Indoor air quality has long gotten short shrift because our homes are, of course, private property—there is no agency formally responsible for keeping our indoor environments clean. So while the United States has made progress on outdoor pollution, the indoors—where we spent about 90 percent of our days—can be up to 100 times more polluted than the outside due to emissions from gas stoves and ovens, according to the RMI study. Other gas-powered appliances like water heaters and gas furnaces face more federal regulation requiring ventilation, but stoves have mostly escaped oversight.
The influencer campaigns from the gas industry have ramped up as environmentalists succeeded in convincing 30 cities in California (Seattle and Bellingham in Washington state have considered it) to use electricity instead of gas in new building construction. The electrification fights are about bigger battles than cooking. But here, the gas industry saw an opportunity to convince Americans that banning gas would make their food taste less delicious. It’s working: For example, when Berkeley ordered new construction to go all electric, the California Restaurant Association sued, noting the “uniquely negative impacts” on the culinary community.
As for the health effects of gas cooking, the industry assures consumers that it’s easy to reduce pollution: To minimize the fumes, experts say, you should cook only on the back burners, use fans, and open windows if you can. Yet the industry marketing campaigns do not mention these safety measures; nor do any of the sponsored Instagram posts.
What’s more, most stovetops aren’t outfitted with the kind of range hoods that reach overhead to suck up the fumes to vent outside. Instead, most stoves come with a flimsy fan that does little more than recirculate the dirty air already in your home. While there’s no national data on this, less than 35 percent of California residents use any kind of fan when they cook, and even less have the right kind of hood, according to the UCLA study. (APGA points out that the Consumer Product Safety Commission and the Environmental Protection Agency have tested emissions from gas stoves and do not consider them hazardous enough to regulate. “Virtually all gas utilities have existing policies in place evaluating acceptable CO emissions levels from residential gas equipment,” a spokesperson emailed.)
Environmentalists are calling for federal gas stove ventilation standards, but until that happens, there is an alternative that the gas industry doesn’t want consumers to know about: As my colleague Tom Philpott has written, the electric induction range is a glass-top alternative that uses a magnetic field to heat up pans. Though the equipment is relatively expensive, its method is more precise, faster, and slightly more energy-efficient than its gas rivals are. Best of all, it doesn’t fill your kitchen with fumes.

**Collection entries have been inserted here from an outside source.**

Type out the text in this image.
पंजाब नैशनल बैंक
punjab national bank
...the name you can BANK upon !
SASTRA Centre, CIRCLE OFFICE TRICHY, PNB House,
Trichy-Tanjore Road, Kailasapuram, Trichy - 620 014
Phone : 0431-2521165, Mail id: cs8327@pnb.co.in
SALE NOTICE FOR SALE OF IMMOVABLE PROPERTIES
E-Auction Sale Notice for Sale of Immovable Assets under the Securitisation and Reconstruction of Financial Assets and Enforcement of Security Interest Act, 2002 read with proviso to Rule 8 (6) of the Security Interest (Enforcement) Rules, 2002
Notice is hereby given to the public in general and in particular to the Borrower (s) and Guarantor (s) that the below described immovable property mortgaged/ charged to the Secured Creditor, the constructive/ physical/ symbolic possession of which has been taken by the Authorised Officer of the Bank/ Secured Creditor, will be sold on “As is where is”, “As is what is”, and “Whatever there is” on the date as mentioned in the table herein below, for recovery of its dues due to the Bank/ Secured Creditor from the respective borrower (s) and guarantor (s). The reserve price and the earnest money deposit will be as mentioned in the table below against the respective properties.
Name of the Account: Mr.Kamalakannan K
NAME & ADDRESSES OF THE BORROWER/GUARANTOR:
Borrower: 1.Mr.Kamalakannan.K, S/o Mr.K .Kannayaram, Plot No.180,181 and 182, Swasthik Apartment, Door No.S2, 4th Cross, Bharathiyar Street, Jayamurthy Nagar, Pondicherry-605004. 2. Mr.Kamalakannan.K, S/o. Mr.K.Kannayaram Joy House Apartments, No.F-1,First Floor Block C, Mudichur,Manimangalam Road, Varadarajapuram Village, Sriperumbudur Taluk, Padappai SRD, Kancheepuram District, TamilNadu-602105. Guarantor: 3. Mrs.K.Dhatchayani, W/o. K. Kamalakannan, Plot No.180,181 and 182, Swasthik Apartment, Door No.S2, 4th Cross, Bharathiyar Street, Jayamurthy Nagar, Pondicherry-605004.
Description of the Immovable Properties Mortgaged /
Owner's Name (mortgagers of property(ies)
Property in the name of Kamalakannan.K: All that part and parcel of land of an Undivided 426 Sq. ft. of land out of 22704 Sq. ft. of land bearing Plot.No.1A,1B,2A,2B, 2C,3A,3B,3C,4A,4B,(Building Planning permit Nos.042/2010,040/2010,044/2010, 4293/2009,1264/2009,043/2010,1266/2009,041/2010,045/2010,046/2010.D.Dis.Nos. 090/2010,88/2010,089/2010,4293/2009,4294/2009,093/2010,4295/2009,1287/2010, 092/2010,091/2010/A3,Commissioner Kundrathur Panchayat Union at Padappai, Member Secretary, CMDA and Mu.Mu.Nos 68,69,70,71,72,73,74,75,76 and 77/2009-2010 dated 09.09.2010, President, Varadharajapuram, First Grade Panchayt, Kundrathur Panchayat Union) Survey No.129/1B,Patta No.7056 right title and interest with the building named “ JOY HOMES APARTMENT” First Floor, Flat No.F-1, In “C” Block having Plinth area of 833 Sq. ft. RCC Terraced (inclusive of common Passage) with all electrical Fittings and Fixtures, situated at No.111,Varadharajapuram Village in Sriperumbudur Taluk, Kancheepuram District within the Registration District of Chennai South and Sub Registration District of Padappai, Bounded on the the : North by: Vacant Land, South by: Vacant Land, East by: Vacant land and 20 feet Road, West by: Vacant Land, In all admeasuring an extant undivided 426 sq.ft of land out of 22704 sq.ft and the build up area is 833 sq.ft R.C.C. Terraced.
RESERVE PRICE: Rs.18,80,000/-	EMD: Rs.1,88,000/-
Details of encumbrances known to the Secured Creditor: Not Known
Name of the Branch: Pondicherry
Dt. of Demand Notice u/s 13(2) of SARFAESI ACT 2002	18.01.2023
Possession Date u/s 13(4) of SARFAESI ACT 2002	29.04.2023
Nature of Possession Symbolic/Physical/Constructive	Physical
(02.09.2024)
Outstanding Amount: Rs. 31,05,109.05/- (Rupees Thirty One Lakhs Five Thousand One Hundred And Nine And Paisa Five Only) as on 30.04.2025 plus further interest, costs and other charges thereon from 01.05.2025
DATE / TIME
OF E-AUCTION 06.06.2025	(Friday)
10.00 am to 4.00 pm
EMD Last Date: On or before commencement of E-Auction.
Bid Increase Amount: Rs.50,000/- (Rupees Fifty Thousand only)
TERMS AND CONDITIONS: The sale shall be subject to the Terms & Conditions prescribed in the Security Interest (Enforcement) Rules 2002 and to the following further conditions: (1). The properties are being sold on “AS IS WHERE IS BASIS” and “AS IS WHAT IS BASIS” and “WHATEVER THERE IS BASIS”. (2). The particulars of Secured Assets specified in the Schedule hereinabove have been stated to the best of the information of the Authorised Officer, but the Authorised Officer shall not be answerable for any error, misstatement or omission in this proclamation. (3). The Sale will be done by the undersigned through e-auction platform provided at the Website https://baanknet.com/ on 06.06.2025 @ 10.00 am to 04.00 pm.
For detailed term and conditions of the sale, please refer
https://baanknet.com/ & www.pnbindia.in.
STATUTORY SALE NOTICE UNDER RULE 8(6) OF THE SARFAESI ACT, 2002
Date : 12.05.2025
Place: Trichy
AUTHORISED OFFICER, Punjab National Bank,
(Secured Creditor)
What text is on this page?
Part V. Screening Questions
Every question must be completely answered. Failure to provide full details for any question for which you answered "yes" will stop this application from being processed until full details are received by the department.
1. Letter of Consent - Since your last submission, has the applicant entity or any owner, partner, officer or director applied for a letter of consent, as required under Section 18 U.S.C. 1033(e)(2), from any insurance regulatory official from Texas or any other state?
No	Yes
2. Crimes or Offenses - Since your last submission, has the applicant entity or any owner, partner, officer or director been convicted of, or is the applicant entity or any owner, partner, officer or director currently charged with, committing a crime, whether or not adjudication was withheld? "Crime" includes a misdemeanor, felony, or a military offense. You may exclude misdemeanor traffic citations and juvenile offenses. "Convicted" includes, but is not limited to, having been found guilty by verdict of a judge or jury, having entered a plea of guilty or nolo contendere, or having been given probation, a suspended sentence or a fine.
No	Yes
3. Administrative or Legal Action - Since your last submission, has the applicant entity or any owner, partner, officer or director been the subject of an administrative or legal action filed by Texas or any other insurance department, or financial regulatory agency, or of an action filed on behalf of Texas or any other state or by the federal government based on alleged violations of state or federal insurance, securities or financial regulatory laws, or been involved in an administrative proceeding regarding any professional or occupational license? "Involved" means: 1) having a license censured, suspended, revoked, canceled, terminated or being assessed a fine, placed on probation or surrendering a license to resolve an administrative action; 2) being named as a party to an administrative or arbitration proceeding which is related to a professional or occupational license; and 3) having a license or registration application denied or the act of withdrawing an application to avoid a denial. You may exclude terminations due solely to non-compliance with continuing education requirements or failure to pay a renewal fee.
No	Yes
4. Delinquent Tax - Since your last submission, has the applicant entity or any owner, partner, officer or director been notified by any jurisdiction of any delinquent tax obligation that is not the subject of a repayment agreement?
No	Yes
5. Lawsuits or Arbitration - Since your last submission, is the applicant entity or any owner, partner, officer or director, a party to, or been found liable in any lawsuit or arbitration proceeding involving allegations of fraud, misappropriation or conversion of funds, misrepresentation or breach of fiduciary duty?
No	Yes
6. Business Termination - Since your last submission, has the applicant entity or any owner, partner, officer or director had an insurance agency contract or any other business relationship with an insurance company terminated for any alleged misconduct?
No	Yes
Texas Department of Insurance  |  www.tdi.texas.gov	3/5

Despite the well-documented health risks, gas stoves are still the norm in American households, while just 1 percent have adopted induction—far below what Asian and European countries have adopted. Like the tobacco industry’s misleading marketing campaigns, the gas companies have given the public false faith in these stovetops’ safety in the face of a growing body of research that proves otherwise.
“There’s just a black hole when it comes to indoor air,” Brady Seals says. “It’s a shift to think we have something unvented right in the space that we breathe.”